The velocity gain is real. I couldn’t have built the v0.2.0 release in the time I had without AI-accelerated development. There were also amusing failure modes that came directly from the way AI-assisted sessions work. At one point I’d reimplemented portions of cashew-brain’s own schema-management logic inside hermes-cashew without realizing it. The AI session didn’t have the upstream code loaded, so it cheerfully recreated functionality that already existed. The result was schema drift between the two projects, a real bug, and a small amount of egg on my face. It’s fixed now. It’s the kind of bug a careful human reviewer with the full upstream context would have caught immediately, and that an AI session won’t catch unless you’ve set it up to.
The honest read on AI-accelerated development, for someone like me doing serious indie work around an executive day job: it’s genuinely transformative for shipping pace, and it’s not yet a substitute for taste, context awareness, or upstream discipline. You still have to know what you’re doing. The tools just let you do more of it per hour.
Five things you can do this week, even if you never run any of this#
If you’ve read this far you probably want some takeaways. Five of them.
One: write your reusable workflows down as artifacts, not chats. When you find yourself explaining the same context to your assistant for the third time, that’s a signal. Save it. A Cursor rule, an AGENTS.md, a custom Claude project, a Hermes skill, a folder of markdown templates you paste in. Anywhere portable. Skills compound across sessions and tools. Conversations evaporate at the end of the tab.
Two: look for tools whose authors have written about what to forget, not just what to remember. This is a heuristic, not a rule, but it’s been weirdly reliable. If a tool brags about how much it remembers, ask what it forgets. Cashew is one example of a tool whose authors have thought carefully about what to let go; the academic systems coming out of recent research are others. They tend to behave noticeably better over time than tools that just announce “we have memory!” Read the philosophy file. It tells you a lot.

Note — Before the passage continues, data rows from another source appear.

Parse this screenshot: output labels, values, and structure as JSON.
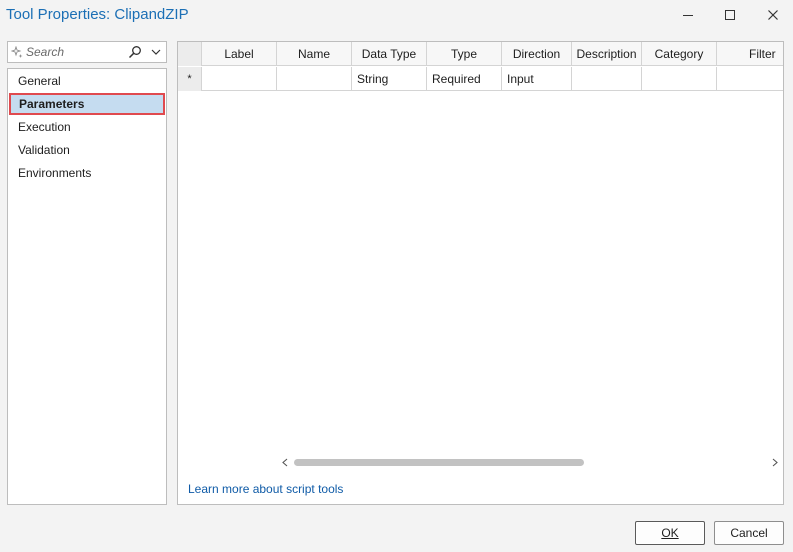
{
  "window": {
    "title": "Tool Properties: ClipandZIP",
    "controls": [
      {
        "name": "minimize",
        "icon": "minimize-icon"
      },
      {
        "name": "maximize",
        "icon": "maximize-icon"
      },
      {
        "name": "close",
        "icon": "close-icon"
      }
    ]
  },
  "search": {
    "placeholder": "Search",
    "value": ""
  },
  "sidebar": {
    "items": [
      {
        "label": "General",
        "selected": false
      },
      {
        "label": "Parameters",
        "selected": true
      },
      {
        "label": "Execution",
        "selected": false
      },
      {
        "label": "Validation",
        "selected": false
      },
      {
        "label": "Environments",
        "selected": false
      }
    ]
  },
  "grid": {
    "columns": [
      "Label",
      "Name",
      "Data Type",
      "Type",
      "Direction",
      "Description",
      "Category",
      "Filter"
    ],
    "rows": [
      {
        "marker": "*",
        "label": "",
        "name": "",
        "data_type": "String",
        "type": "Required",
        "direction": "Input",
        "description": "",
        "category": "",
        "filter": ""
      }
    ]
  },
  "links": {
    "learn_more": "Learn more about script tools"
  },
  "buttons": {
    "ok": "OK",
    "cancel": "Cancel"
  },
  "colors": {
    "title": "#1b6fb5",
    "selection": "#c5dcf0",
    "highlight_border": "#e04a4f",
    "link": "#0f5ba7"
  }
}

Three: write context to be retrieved, not to be read. When you save reusable context, structure it for retrieval. Short, tagged, specific, easy to find. Long narrative documents that explain everything are harder for the assistant to use than short structured ones. The research is consistent on this: how findable your context is matters more than how completely you wrote it.
Four: prune. Manually, for now. The tools aren’t doing engineered forgetting yet. Including mine; my plugin’s garbage collection is essentially random deletion at a one-percent rate. That isn’t forgetting; that’s hoping. Until the next generation of tools ships real decay and supersession, you’re the curator. Schedule the time. Delete the stale. Mark the superseded. The gain compounds.
Five: the bottleneck right now is packaging, not research. This one is the post in a sentence. The interesting agent-memory work is happening in small projects with sharp philosophies and limited audiences. If you’ve built a memory system for yourself that works (and a surprising number of you have), the field needs you to package it well enough that someone else can run it in five minutes. That’s the move I’m trying to make with hermes-cashew, and it’s the move Cashew itself made before me. Distribution is where the leverage is.
Closing#
The research is converging. The forgetting question is the one worth asking. The architectures we know how to build are mostly waiting on the discipline to package them in ways other people can run. If you’ve been quietly building cognitive infrastructure for your own use, or thinking about it, take this as an invitation. Pick a thing you have running. Make it installable. Write a README that explains the philosophy. Ship it.
The brain you build for yourself is interesting. The brain you ship to other people is what changes the field.